Renaissance Artists of Venice Part 2

In Part 1 on the Renaissance artists of Venice, I mentioned that they differed from some of the Florentine artists in that they painted during the High Renaissance and they used oil at their medium.

The North Carolina Museum of Art allowed visitors to take pictures of the art work, but I have to admit my phone didn’t do a very good job. So I will use the artists and find the art on line. The three artists who were featured were Titian, Bellini, and Carpaccio.

Titian Self portrait

Titian is perhaps the most famous of all the Venetian Renaissance painters.  He was born Tiziano Vecelli and  was one of the most versatile of Italian painters, equally adept with landscapes, portraits, religious subjects and mythology. His use of color with oils exerted a profound influence on other painters during the Renaissance but also on future generations of artists. His artistry changed considerably during his life (he lived to be 86), ranging from the vivid, luminous colors of his early work to the loose brushwork and subtlety of tone that dominated his later work.

Titian Adoration of the Magi
Titian Madonna and Child 1508

Titan, Christ Carrying the Cross, 1508

Gentile Bellini came from Venice’s leading family of painters and from 1474 he was the official portrait artist for the Doges of Venice. He also he painted a number of large subjects with multitudes of figures, especially for the wealthy confraternies (voluntary associations of Christian lay people) that were very important in Venetian patrician social life. Much of Gentile Bellini’s surviving work consists of very large paintings for public buildings.

Bellini The Annunciation diptych, 1490-1500, oil on canvas
Bellini, Christ’s Blessing, 1500

Vittore Carpaccio was an apprentice with Gentile Bellini. He is best known for a cycle of nine painting, The Legend of Saint Ursula. His style was somewhat conservative, showing little influence from the Humanist trends that transformed Italian painting during the Renaissance.

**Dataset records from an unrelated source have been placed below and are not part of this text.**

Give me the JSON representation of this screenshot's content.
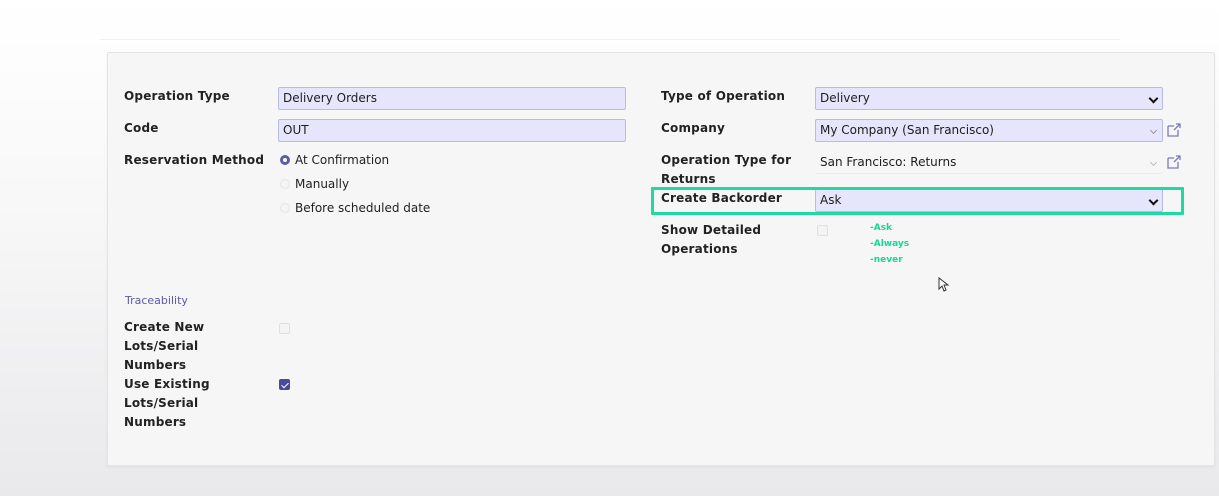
{
  "form": {
    "left": {
      "operation_type": {
        "label": "Operation Type",
        "value": "Delivery Orders"
      },
      "code": {
        "label": "Code",
        "value": "OUT"
      },
      "reservation": {
        "label": "Reservation Method",
        "options": [
          "At Confirmation",
          "Manually",
          "Before scheduled date"
        ],
        "selected": "At Confirmation"
      }
    },
    "right": {
      "type_of_operation": {
        "label": "Type of Operation",
        "value": "Delivery"
      },
      "company": {
        "label": "Company",
        "value": "My Company (San Francisco)"
      },
      "returns_type": {
        "label_line1": "Operation Type for",
        "label_line2": "Returns",
        "value": "San Francisco: Returns"
      },
      "backorder": {
        "label": "Create Backorder",
        "value": "Ask"
      },
      "detailed": {
        "label_line1": "Show Detailed",
        "label_line2": "Operations",
        "checked": false
      }
    },
    "annotation": {
      "lines": [
        "-Ask",
        "-Always",
        "-never"
      ],
      "color": "#12d89a"
    },
    "traceability": {
      "section_title": "Traceability",
      "create_new": {
        "lines": [
          "Create New",
          "Lots/Serial",
          "Numbers"
        ],
        "checked": false
      },
      "use_existing": {
        "lines": [
          "Use Existing",
          "Lots/Serial",
          "Numbers"
        ],
        "checked": true
      }
    }
  },
  "colors": {
    "accent": "#5c5ca8",
    "field_bg": "#e5e5fb",
    "highlight": "#1ed9a0"
  }
}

The is Carpaccio’s Flight into Egypt, 1515 oil on panel. This was a popular subject in the early sixteenth century and this painting was likely done for a private residence. I loved this painting and spent a good while admiring it.

These are just a few of the wonderful paintings in this exhibit!

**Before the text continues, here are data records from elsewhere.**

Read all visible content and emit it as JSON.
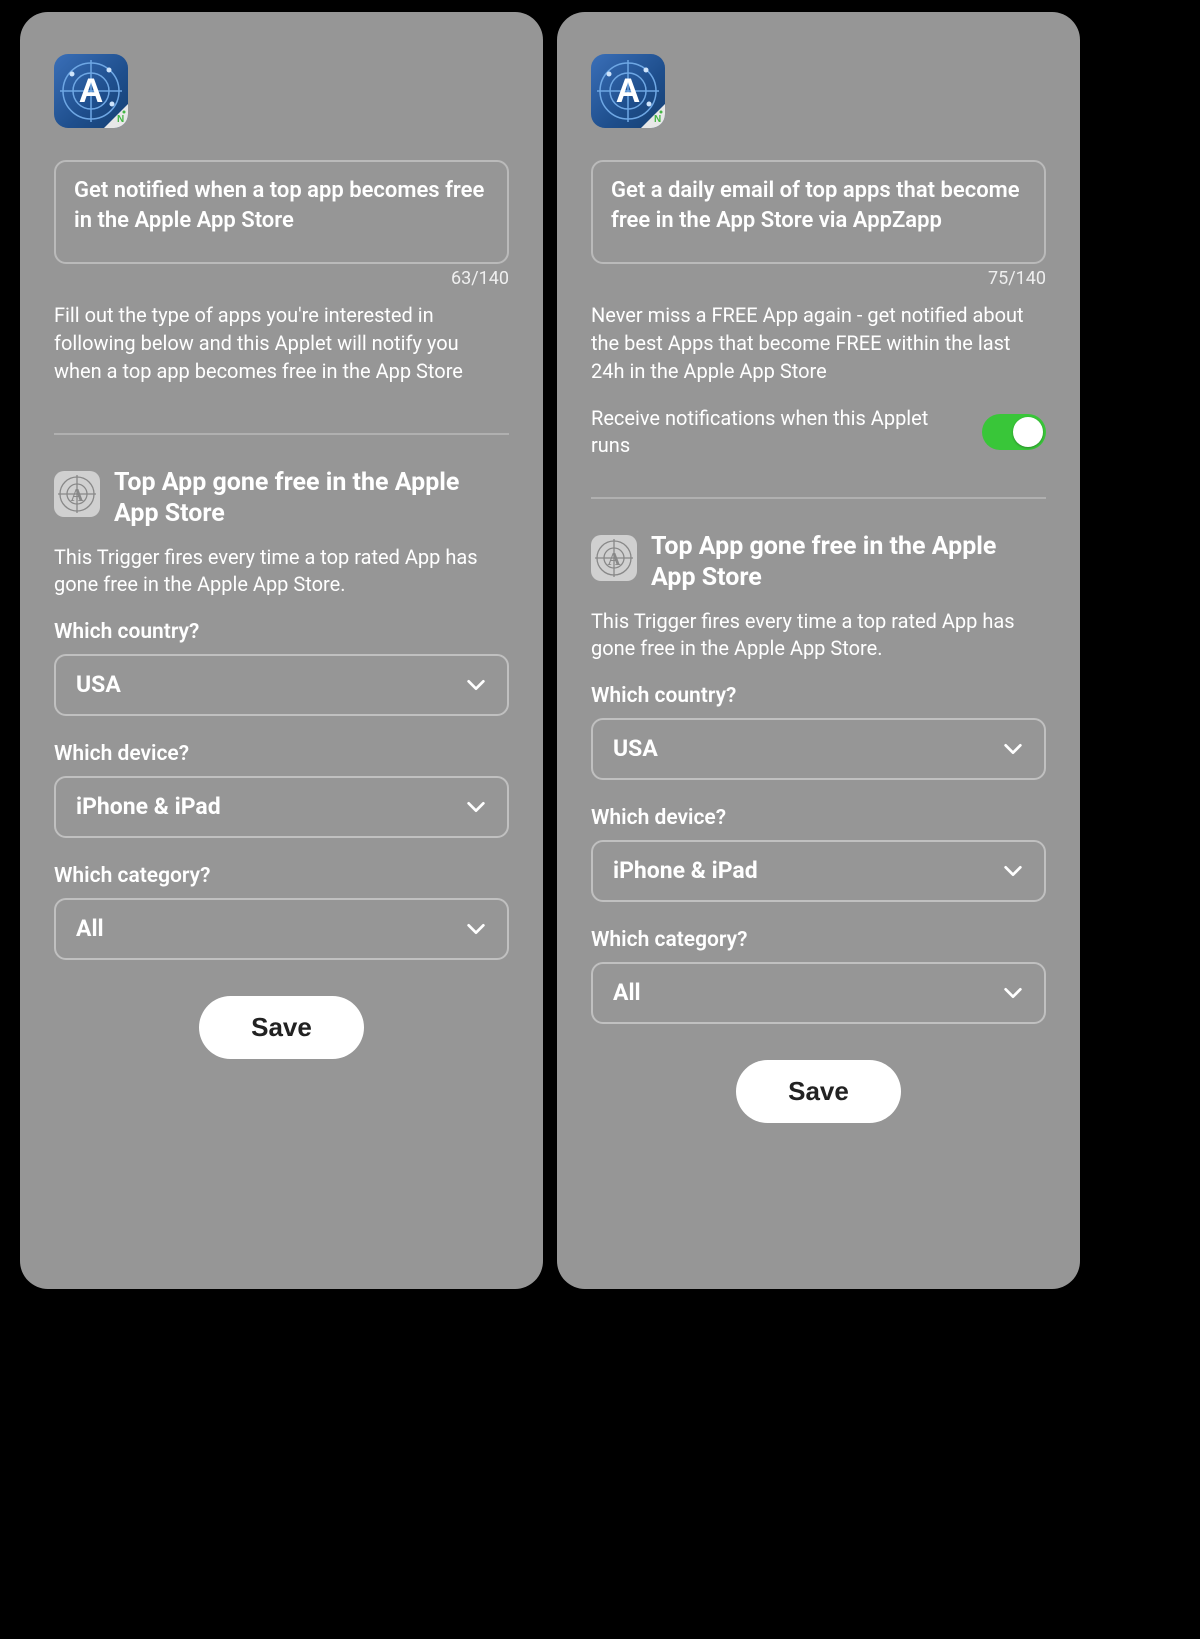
{
  "left": {
    "title": "Get notified when a top app becomes free in the Apple App Store",
    "char_count": "63/140",
    "description": "Fill out the type of apps you're interested in following below and this Applet will notify you when a top app becomes free in the App Store",
    "trigger": {
      "title": "Top App gone free in the Apple App Store",
      "desc": "This Trigger fires every time a top rated App has gone free in the Apple App Store."
    },
    "fields": {
      "country_label": "Which country?",
      "country_value": "USA",
      "device_label": "Which device?",
      "device_value": "iPhone & iPad",
      "category_label": "Which category?",
      "category_value": "All"
    },
    "save_label": "Save"
  },
  "right": {
    "title": "Get a daily email of top apps that become free in the App Store via AppZapp",
    "char_count": "75/140",
    "description": "Never miss a FREE App again - get notified about the best Apps that become FREE within the last 24h in the Apple App Store",
    "toggle_label": "Receive notifications when this Applet runs",
    "toggle_on": true,
    "trigger": {
      "title": "Top App gone free in the Apple App Store",
      "desc": "This Trigger fires every time a top rated App has gone free in the Apple App Store."
    },
    "fields": {
      "country_label": "Which country?",
      "country_value": "USA",
      "device_label": "Which device?",
      "device_value": "iPhone & iPad",
      "category_label": "Which category?",
      "category_value": "All"
    },
    "save_label": "Save"
  }
}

There were some works by lesser known but also talented artists in this exhibit which I will show in an additional post.



16 thoughts on “Renaissance Artists of Venice Part 2”

  1. Thanks for sharing these Renaissance paintings. I have always liked looking at paintings (and photographs) in which the people are doing things and something is happening, rather than a posed picture. It makes me think about the scenes long afterwards.

    1. You know, there’s something to that. The action grabs your eye and holds it! On the other hand, some of the huge frescos with a hundred or more people are so busy, I can’t take it all in!

  2. Ahhhhhhhhhhhhhhhhh, I could sit here for hours just studying the three artists and their paintings that you include here. The talent, the skill they exhibit is astounding. I’ve been fortunate enough to visit Florence several times and spend many many hours staring at the paintings by masters such as these. Proof of heaven on earth.